Regarded by many as the industry's "Mr Safety" because of his long involvement at home and abroad, Mr Ognedal's goal is to create a professional, technically able, orderly and innovative agency.

"Collaboration with the various parties involved will be important, and we'll pursue that in a good and inclusive manner," he says.

"Familiarising the industry with our regulatory role is another priority. To achieve that, we'll be making detailed introductory visits to the land-based plants, unions and management, and the principal organisations.

"The aim is to make the PSA noticed both offshore and on land nationally and internationally - as early as our first year of operation.

"We're going to be an agency exercising the necessary judgement and flexibility while being clear on the most important issues. We'll also be predictable and treat everyone equally."

He denies that the new PSA will thereby be "stricter" or raise the HSE threshold by comparison with today's NPD regime.

"But we'll be sticking to the statutory objective of achieving a continuous improvement in the level of HSE in the petroleum industry."

With an establishment equivalent to about 140 full-time staff, the PSA will have plenty to do from the start. Objectives for 2004 include helping to reduce the level of offshore risk and ensuring that HSE is taken into account in change and restructuring processes.

Others include helping to create a good safety culture in the industry and formulating appropriate regulations and frame conditions for its operations.

The PSA must also establish and operationalise supervision of petroleum operations on land, and extend a holistic approach to challenges both offshore and ashore.

In addition, it will cooperate on safety issues nationally and internationally, draw up a White Paper on HSE and develop its completely new organisation.

"Our resources won't stretch to everything we might like to do, and we'll have to prioritise in line with guidance from the ministry," says Mr Ognedal.

"The organization must accordingly be tailored to our purpose. Initially, however, we must accept that it'll take a preliminary form."

Issues previously dealt with by one agency will now be assessed by two bodies, with the NPD evaluating a plan for development and operation (PDO), for instance, from a resource perspective.

Meanwhile, the PSA will consider the way this proposal fulfils safety, emergency response and working environment requirements, and report to the labour ministry.

But both the latter and the Ministry of Petroleum and Energy, which oversees the NPD, have stressed that the two agencies will cooperate to prevent unnecessary bureaucracy and delays.
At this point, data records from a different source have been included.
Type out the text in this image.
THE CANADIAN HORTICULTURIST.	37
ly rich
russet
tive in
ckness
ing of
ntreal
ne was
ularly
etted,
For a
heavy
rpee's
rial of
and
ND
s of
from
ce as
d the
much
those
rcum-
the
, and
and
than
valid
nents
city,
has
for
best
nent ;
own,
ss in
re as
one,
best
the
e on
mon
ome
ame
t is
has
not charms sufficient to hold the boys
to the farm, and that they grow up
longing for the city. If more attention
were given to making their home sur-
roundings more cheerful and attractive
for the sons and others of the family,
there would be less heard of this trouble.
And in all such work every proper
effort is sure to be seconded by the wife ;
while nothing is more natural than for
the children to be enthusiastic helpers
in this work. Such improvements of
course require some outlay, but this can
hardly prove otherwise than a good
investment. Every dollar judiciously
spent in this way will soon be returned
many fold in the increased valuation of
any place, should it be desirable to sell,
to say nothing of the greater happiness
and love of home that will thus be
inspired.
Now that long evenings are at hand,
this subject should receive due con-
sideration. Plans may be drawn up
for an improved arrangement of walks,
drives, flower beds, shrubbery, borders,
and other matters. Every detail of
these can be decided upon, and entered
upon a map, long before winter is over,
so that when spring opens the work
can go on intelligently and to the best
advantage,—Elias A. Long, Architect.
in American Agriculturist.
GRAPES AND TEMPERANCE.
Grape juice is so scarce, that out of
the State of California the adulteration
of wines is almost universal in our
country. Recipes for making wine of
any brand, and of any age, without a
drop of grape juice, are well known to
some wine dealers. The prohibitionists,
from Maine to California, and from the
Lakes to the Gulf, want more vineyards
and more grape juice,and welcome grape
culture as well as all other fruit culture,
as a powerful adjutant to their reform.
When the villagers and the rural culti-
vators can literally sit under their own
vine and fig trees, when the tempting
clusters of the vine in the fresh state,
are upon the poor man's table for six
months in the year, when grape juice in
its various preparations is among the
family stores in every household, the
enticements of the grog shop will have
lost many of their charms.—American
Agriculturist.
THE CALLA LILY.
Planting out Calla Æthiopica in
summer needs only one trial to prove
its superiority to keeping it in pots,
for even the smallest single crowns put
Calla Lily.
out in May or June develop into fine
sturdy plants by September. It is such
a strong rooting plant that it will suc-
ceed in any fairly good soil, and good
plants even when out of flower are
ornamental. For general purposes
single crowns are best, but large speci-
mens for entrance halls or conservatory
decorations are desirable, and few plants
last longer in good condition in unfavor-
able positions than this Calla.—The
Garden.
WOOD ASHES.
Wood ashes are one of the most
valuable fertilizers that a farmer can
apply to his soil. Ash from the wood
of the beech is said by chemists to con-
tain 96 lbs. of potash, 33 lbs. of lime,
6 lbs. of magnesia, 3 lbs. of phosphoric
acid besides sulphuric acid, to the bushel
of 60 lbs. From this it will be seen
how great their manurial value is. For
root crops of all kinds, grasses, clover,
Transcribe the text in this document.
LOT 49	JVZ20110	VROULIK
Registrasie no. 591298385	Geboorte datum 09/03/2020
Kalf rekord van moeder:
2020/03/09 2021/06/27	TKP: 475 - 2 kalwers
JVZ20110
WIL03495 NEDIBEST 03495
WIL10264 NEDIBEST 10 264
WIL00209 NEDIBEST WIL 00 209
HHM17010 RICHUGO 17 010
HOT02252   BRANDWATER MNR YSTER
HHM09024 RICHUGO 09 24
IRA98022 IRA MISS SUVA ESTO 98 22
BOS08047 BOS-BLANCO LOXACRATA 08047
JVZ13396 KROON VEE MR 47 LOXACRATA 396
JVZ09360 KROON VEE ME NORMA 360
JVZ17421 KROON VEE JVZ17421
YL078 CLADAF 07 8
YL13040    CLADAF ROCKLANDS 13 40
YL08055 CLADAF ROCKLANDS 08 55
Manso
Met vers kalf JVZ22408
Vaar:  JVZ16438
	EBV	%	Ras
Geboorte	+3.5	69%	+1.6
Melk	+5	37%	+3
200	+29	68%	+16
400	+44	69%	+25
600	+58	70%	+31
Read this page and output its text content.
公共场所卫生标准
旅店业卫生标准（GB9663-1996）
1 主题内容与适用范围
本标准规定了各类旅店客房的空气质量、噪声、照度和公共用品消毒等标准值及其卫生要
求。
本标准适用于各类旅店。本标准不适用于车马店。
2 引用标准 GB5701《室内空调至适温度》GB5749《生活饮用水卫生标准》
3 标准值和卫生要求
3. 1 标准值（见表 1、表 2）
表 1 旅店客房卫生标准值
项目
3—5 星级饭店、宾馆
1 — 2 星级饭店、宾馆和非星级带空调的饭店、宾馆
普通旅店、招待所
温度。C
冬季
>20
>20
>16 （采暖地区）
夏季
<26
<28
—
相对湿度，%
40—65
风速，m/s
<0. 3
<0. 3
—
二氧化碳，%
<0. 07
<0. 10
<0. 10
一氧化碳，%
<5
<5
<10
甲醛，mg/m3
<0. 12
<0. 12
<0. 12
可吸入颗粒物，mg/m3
And they must avoid duplicating expertise.

"In my role as head of the PSA, I have to draw up an overview of the expertise in the NPD which we can utilise - and vice versa," notes Mr Ognedal.

"On that basis, we'll be concluding a collaboration agreement. And we must define the areas where cooperation with the NPD would be appropriate.

"Some obvious examples include PDOs, plans for installation and operation (PIOs), assessment of players, licence awards and the late life issue.

"But the NPD will be just one of several agencies with which we'll be collaborating in this way."

Mr Ognedal has a broad involvement in HSE bodies, including Norway's Safety Forum, the North Sea Offshore Authorities' Forum (NSOAF) and the International Regulators' Forum (IRF).

He will now be assessing his role in this type of activity, in consultation with the labour ministry.